Uma bola de futebol tinha me deixado inconsciente e suja durante alguns minutos, apenas a audição tinha sobrevivido ao ataque.

- Meu Deus! Que horror!!! - novamente esbravejei olhando pra blusa com desdém. Eu nunca ficara tão suja durante a vida, excepto na aula de educação física onde tínhamos que correr e pular de um lado pro outro sem sentido, mas mesmo quando terminava a aula, eu ficava muito mais limpa comparativamente àquele momento.

- Ei moça, a culpa não é nossa - comentou um dos jovens -, não vos mandamos passar ao lado do campo.

- E de quem é a culpa, eh? - exclamou Marta. - Nossa é que não é.

- Calma! - imediatamente disse ele. - Vamos resolver isso da melhor forma possível.
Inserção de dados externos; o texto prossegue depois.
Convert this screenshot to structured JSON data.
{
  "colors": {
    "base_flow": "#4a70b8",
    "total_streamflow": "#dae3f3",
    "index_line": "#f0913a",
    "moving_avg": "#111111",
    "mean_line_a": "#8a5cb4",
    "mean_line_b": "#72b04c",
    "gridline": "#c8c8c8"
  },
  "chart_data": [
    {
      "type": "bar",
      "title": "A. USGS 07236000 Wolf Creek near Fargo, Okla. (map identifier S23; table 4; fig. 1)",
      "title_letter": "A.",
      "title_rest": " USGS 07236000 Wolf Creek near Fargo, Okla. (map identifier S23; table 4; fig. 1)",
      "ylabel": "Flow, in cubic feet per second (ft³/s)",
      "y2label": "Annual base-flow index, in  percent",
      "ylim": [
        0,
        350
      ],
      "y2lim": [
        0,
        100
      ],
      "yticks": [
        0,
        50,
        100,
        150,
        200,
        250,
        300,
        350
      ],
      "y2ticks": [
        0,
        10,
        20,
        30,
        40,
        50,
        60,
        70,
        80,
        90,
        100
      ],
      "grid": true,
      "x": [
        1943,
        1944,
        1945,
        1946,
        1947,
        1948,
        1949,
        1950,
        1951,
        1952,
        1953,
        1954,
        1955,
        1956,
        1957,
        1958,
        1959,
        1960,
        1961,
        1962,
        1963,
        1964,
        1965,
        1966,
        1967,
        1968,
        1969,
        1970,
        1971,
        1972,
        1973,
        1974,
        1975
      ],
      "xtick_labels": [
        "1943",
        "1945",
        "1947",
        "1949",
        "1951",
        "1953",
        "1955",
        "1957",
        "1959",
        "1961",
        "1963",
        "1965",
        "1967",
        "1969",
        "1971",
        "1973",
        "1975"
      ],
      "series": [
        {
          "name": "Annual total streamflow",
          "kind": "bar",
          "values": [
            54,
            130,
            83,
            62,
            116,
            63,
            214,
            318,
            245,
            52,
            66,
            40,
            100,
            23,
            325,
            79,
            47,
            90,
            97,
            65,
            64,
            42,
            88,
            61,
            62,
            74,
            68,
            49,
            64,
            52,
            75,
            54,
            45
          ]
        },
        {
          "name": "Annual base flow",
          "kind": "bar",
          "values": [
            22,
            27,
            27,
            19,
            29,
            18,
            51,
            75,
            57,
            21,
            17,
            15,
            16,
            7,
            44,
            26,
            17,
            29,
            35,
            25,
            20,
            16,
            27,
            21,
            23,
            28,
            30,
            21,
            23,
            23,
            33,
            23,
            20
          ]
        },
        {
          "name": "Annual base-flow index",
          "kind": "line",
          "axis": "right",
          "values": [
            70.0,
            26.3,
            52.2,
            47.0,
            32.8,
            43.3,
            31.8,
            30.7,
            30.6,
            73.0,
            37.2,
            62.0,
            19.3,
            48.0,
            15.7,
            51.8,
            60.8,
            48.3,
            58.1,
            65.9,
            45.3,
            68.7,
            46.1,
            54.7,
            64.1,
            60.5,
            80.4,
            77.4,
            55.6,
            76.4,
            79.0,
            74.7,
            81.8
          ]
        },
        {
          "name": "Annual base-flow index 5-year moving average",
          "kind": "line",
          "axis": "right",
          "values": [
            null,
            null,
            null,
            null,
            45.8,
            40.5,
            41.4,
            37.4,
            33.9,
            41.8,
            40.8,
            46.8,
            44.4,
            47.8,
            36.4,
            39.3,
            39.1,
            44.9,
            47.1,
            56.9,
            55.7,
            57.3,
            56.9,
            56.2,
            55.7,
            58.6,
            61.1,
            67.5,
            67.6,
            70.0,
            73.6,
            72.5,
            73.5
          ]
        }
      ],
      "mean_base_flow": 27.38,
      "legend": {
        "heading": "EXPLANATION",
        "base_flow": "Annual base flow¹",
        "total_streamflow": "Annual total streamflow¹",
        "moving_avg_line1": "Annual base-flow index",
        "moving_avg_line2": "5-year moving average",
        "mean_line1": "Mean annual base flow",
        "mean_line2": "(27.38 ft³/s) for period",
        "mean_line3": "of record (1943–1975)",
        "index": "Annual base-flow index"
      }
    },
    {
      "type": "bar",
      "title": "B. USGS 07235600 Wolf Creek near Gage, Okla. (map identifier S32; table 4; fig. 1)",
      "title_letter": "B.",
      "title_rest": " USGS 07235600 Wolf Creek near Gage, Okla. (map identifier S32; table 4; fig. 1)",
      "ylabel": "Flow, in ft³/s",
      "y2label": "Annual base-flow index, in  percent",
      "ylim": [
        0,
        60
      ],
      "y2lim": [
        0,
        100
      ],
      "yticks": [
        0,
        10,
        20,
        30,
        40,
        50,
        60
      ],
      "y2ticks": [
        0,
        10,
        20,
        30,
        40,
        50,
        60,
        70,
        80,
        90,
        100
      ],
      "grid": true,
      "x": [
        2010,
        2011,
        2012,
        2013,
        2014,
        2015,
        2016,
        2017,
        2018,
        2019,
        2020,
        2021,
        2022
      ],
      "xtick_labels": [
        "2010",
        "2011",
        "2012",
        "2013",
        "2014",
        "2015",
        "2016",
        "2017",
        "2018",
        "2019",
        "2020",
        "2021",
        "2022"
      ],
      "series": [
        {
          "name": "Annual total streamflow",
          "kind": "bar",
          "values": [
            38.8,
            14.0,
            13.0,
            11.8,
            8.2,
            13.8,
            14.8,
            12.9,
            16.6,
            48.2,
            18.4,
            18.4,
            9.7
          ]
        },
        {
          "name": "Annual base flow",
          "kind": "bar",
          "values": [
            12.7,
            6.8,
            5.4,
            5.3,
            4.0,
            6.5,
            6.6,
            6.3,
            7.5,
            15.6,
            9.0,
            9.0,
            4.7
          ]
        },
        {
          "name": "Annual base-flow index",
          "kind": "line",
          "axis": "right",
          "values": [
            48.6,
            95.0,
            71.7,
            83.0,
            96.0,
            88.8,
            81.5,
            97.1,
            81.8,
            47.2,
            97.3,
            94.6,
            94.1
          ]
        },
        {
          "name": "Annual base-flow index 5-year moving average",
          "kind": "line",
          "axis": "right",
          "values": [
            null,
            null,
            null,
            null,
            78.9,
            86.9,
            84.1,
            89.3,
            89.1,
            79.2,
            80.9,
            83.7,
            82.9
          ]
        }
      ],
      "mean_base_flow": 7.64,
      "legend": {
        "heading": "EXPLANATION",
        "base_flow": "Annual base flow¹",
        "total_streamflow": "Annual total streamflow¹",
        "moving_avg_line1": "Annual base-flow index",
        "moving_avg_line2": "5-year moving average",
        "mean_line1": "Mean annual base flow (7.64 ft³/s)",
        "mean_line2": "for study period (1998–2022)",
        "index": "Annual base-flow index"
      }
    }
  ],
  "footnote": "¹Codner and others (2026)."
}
Olha! eu tenho uma t-shirt limpa na minha mochila, ela... ela pode usar.

- Não! de forma alguma! - gritou Marta tão alto que chegou a incomodar os meus ouvidos.

Ele correu até uma baliza branca enferrujada, tirou apressadamente uma mochila preta entre as duas que estavam namoricando com o chão vermelho e, com a mesma velocidade, veio até mim falando:

- Tá aqui! - Tirando da mochila a tal t-shirt.

- Essa?... NÃO!!! - disse Marta, inconformada.

- Se o problema é a sujeira, então esta t-shirt resolve o problema. Está limpa - Ele estendeu a t-shirt até minha direcção.

- A Moça pode usar e tirar quando chegar em casa. - continuou ele.

- Não vais receber, vais? - questionou Marta olhando pra mim.

Eu não sabia o que fazer. Não queria receber, mas também não queria percorrer os tantos metros restantes suja até minha casa. Então recebi e coloquei-a por cima da blusa, rapidamente encolhi, parecia uma criança naquela t-shirt, lembrando-me a minha infância quando usei pela primeira vez uma das belas roupas da sra. Laurinda.
Marta não disse nada, apenas ficou me olhando indignada. Minutos antes estava usando uma blusa branca da Beatriz franck, agora a blusa cara tinha sido engolida por uma t-shirt larga, preta e obviamente barata pela simplicidade do tecido.

- Até que não ficou assim tão mal!  - observou ele.

- Ya - confirmei.

- Vamos embora! - resmungou Marta, puxando-me com força até a saída.

- Devolva a t-shirt amanhã... - gritou ele - aqui... nas horas iguais.

Não sei Marta, mas eu o ouvi perfeitamente. Olhei de soslaio com um pequeno sorriso no rosto  e, imediatamente, evaporamos do lugar.